“Just look at these portraits.” The Passer says and pulls up a sitting from the young Photographer that she worked with the week before. “There.”
“Not bad.” I say as I lean in to look at a group of about twenty-five portraits of a pretty young woman. Headshots, three quarter lengths, full length, floor poses, a couple of low key shoots using narrow lighting and one really nice shot using butterfly lighting. “I’m not sure I would have taken quite so many myself.”
“You think?” She says as she scrolls through portraits. “She was twenty years old! She wasn’t going to buy any portraits.”
As an Assembly Line Portrait Photographer the bulk of the people I see are not exactly super model material. I do get the occasion beauty and I might take a couple of extra shots-if they are with their parents, and especially if they are with a single Dad. Dads with daughters are money in the bank. Pretty young girls on their own, well, not so much.
Usually good looking people are not big buyers anyway. They know they are good looking and likely have better portraits at home. Some of these people will never move past that period in their lives when they were perfect and will forever hate every portrait taken that makes them look like they have aged, which, sadly, we all do.
I have known a lot of younger Photographers who have gone out of their way to take a lot of great portraits of young women. This is not because they think the young women will buy the portraits, it’s because they like looking at the young woman. I have also worked with women who like to look at young men and they have spent more time with them than strictly needed as well.
Time was that I liked spending a bit of extra time with the pretty girls as well, and I do like showing off my portrait taking skills when I have a Subject that I can work with. But I am no longer interested in the girls per se, I am interested in creating interesting portraits. This may have something to do with the fact that pretty young things now look right through me. Maybe that’s why all these Congressmen like flirting online so much.
I take a lot of portraits of single people.

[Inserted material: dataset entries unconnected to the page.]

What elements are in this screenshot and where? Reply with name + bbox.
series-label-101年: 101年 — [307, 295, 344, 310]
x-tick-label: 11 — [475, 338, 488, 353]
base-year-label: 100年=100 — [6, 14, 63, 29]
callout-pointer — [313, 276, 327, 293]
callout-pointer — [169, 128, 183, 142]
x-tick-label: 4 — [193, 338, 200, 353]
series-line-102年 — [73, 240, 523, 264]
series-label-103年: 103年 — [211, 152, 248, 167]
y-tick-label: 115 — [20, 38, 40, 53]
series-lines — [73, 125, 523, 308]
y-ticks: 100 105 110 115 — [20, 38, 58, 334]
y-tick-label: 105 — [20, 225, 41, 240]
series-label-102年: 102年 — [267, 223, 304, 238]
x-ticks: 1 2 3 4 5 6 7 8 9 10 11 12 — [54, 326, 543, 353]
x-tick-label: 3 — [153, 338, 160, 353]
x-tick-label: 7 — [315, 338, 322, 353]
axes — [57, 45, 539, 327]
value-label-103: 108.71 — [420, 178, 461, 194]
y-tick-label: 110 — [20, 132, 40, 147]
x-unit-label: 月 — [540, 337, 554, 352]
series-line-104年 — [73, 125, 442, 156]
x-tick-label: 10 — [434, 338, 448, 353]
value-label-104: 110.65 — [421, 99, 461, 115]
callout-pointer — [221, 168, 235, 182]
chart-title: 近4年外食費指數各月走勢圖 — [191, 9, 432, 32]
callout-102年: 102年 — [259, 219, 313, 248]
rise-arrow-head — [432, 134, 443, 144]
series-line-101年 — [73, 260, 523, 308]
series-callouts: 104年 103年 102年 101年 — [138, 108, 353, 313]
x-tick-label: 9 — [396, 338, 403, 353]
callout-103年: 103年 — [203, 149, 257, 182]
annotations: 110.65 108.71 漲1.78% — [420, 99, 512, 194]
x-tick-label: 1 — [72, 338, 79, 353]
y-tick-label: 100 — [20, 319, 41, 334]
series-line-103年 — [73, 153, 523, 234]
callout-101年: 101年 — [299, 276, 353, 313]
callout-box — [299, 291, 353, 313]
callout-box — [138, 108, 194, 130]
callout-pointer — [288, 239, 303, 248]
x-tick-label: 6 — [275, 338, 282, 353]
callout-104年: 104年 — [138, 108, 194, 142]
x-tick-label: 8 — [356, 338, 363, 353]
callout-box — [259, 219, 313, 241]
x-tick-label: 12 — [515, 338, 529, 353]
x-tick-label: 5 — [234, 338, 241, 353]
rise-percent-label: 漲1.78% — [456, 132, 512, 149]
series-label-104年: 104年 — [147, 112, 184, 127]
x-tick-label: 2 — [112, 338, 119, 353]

Most of them don’t look all that marvelous, but some of them do. I still do my best to make them look good. I take a few more portraits of individuals than I used to, and some of these shots are among my best work. But they don’t buy a lot, so it is mostly just for practice in case I go into the Corporate Headshot business some day.
Older couples is where the real money is. Most young families I see don’t have money to spend on portraits, or don’t have enough money. They do most of their portrait shopping at the Big Box Stores. Besides, they all have those damned cell phones and don’t even consider the absurd idea of paying for a photograph.
And so it is that the end of the line is plainly in sight. Our core audience is dying off and within twenty years, we will simply have no customers. Of course, by then, everyone will be living in The Matrix anyway and no one will need a portrait.
One of the keys to successful portrait photography is someone who thinks they look marvelous, whether they do or not. I see more people with low self esteem, but I also see people who absolutely love themselves. They hop up, run over to the monitor and say something like-wow, I look great! I love working with these people. They like themselves, they buy pictures, and they come around after the sales session to tell me what a great job I did.
For the most part, people take having their portrait taken in stride, as if it were a flu shot or a traffic jam or some other mildly annoying bit of business they have to get over with. These good people may or may not buy. They are not really interested, but if you happen to catch them in the right mood, who knows? I have never been able to tell who will buy and who will hit the door running.
A big part of Assembly Line Portrait work is telling people they look good, they look great, that their portraits are the best you have taken all day, and so on and so forth. Of course, I don’t tell everyone they look marvelous. If someone comes in wearing dirty clothes and surrounded by a small cloud like Pig-Pen from Peanuts, well, I just want them out of my room as soon as possible.
The other day a man came in and I took some great portraits of him. We were at a Good Shoot and just about everyone was buying. But this man just looked at the pictures and said he didn’t see anything he liked. He really did look great in the portraits, but as I may have mentioned from time to time, the quality of the portraits don’t always matter that much.
Of course, telling someone you look marvelous doesn’t always get a smile. People under, oh, twenty-five years old or so don’t get the reference. Billy Crystal had a comedy bit in 1985 in which he made fun of 1960s heart throb Fernando Lamas. Fernando looks pretty marvelous in this classic Hollywood glamor shot.
I love Hollywood lighting, but not everyone is a fan of strong shadows and distracting backgrounds. But hey, trust me, this is what will make you look marvelous.